Selon Godin, c'est lui-même qui incita Eychenne à se mettre à l'eau-forte en couleurs [13]. D'après Clément-Janin, on l'a vu, il en fit de même avec Brouet. Il est donc remarquable que deux eaux-fortes en couleurs de Godin aient également été identifiées dans la collection la Grillière, portant toutes les deux, sous forme d'envoi, un hommage de sympathie de l'artiste à l'homme de lettre. Ces deux œuvres, un bord de mer au couchant et un paysage urbain, sont toutes les deux dans les tons rouille et pelure d'oignon qu'affectionnait Godin. La seconde (ill.), qui représente une banlieue industrielle avec cheminée d'usine et poteaux téléphoniques évoque quelque peu la Scène de la Zone de Brouet, par son thème et sa facture, tandis que la première se rapproche de sa Scène nocturne. La proximité dans la collection la Grillière d’œuvres jusqu'ici inconnues des deux artistes, analogues par leur technique et leurs thèmes, semble bien confirmer l'amitié de Brouet et Godin que mentionne Clément-Janin. Cependant, contrairement à Eychenne qui, comme Godin, fut bientôt publié par Hessèle, les essais d'eaux-fortes en couleurs de Brouet restèrent dans les cartons, du moins dans ceux de son ami la Grillière. Le peu d'intérêt suscité par ces premiers travaux est d'ailleurs évoqué avec ironie par Jean Heubert[14] en 1914
C'est alors, au tournant du siècle, qu'il se mit à la gravure de reproduction. Quant à la gravure originale, quand bien même on en devine les prémices dans certains de ces essais, il allait falloir attendre un prochain caprice de la mode, qui ne viendra que quelques années plus tard...Il fut des premiers qui reprirent la gravure en couleurs; mais les marchands dédaignaient ses essais, tant en couleurs qu'en noir; c'était la grande époque de l'affiche; tout le succès allait à la lithographie florissante.
Remerciements:
Je remercie chaleureusement Michel de Lagrillière qui m'a aimablement communiqué les oeuvres de la collection la Grillière et Gérard Jouhet pour ses précieux renseignements sur la biographie et l’œuvre d'Eugène Delâtre.
Notes:
[1] dans Auguste Brouet, Les Artistes du Livre, Babou, 1930, p. 17.
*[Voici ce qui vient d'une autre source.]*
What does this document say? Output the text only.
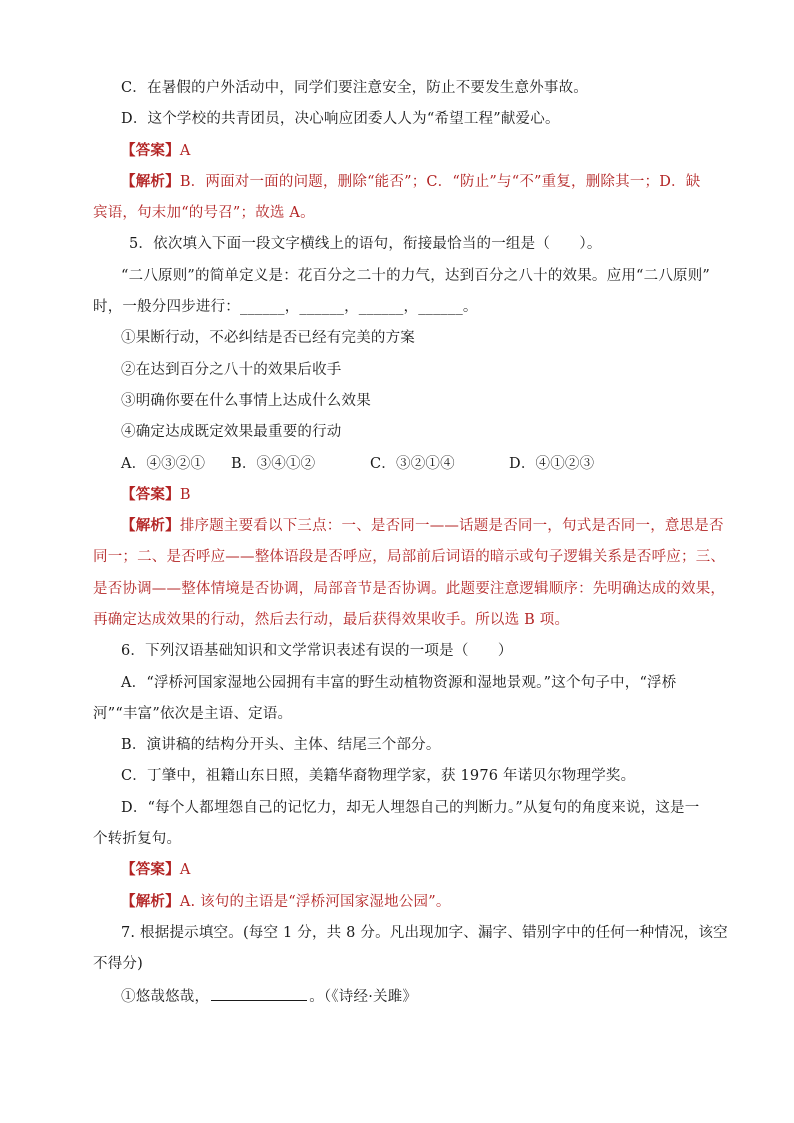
C．在暑假的户外活动中，同学们要注意安全，防止不要发生意外事故。
D．这个学校的共青团员，决心响应团委人人为“希望工程”献爱心。
【答案】A
【解析】B．两面对一面的问题，删除“能否”；C．“防止”与“不”重复，删除其一；D．缺
宾语，句末加“的号召”；故选 A。
5．依次填入下面一段文字横线上的语句，衔接最恰当的一组是（　　）。
“二八原则”的简单定义是：花百分之二十的力气，达到百分之八十的效果。应用“二八原则”
时，一般分四步进行：______，______，______，______。
①果断行动，不必纠结是否已经有完美的方案
②在达到百分之八十的效果后收手
③明确你要在什么事情上达成什么效果
④确定达成既定效果最重要的行动
A．④③②① B．③④①②	C．③②①④	D．④①②③
【答案】B
【解析】排序题主要看以下三点：一、是否同一——话题是否同一，句式是否同一，意思是否
同一；二、是否呼应——整体语段是否呼应，局部前后词语的暗示或句子逻辑关系是否呼应；三、
是否协调——整体情境是否协调，局部音节是否协调。此题要注意逻辑顺序：先明确达成的效果，
再确定达成效果的行动，然后去行动，最后获得效果收手。所以选 B 项。
6．下列汉语基础知识和文学常识表述有误的一项是（　　）
A．“浮桥河国家湿地公园拥有丰富的野生动植物资源和湿地景观。”这个句子中，“浮桥
河”“丰富”依次是主语、定语。
B．演讲稿的结构分开头、主体、结尾三个部分。
C．丁肇中，祖籍山东日照，美籍华裔物理学家，获 1976 年诺贝尔物理学奖。
D．“每个人都埋怨自己的记忆力，却无人埋怨自己的判断力。”从复句的角度来说，这是一
个转折复句。
【答案】A
【解析】A. 该句的主语是“浮桥河国家湿地公园”。
7. 根据提示填空。(每空 1 分，共 8 分。凡出现加字、漏字、错别字中的任何一种情况，该空
不得分)
①悠哉悠哉，	。（《诗经·关雎》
[2] De Pissaro à Picasso, P. D. Cate & M. Grivel, 1992 p. 38.
[3] dans Print Connoisseur, vol. 5, janvier 1925. L'article de Clément-Janin est généralement bien renseigné. Mellerio, co-éditeur avec lui de l'Estampe et l'Affiche, était un intime du groupe de Saint-Germain-en-Laye.
[4] concernant les scènes d'enfance chez Delâtre, voir Impressions d’enfance, Eugène Delâtre et Alfredo Müller, Musée Daubigny à Auvers-sur-Oise du 2 avril au 18 septembre 2022, catalogue par H. Koehl, G. Jouhet, A. Couffy & A. Saulnier-Chemin.
[5] De Pissaro à Picasso, p. 59.
[6] élève d'un miniaturiste, il évoluera vers 1900 vers une seconde manière (lettre à Maurice Denis en juin 1901) qui s'attache à produire des formes fermement dessinée, simplifiant ainsi son subtil colorisme par le recours à des formes géométriquement contenues. La première manière est caractérisée par des contours diffus et une attention maniaque portée à l'animation des surfaces par les détails.
[7] Studio, mars 1901, p. 100.
[8] Studio, février 1901, p.13-14. et p. 8.
[9] A travers cinq siècles de gravures, 1903 p. 430.
[10] Impressions à Montmartre : Eugène Delâtre & Alfredo Müller, H. Koehl et N.-H. Zmelty, 2013.
[11] sur Maria Yakunchikova, voir les articles du magazine de la Galerie Tretyakov.
[12] que l'on peut voir par exemple en illustration de cet article.
[13] voir l'article nécrologique de Godin dans le Mouvement esthétique n° 3, 15 juin 1902.
[14] dans la Gravure et la Lithographie françaises, juin 1914, p. 196.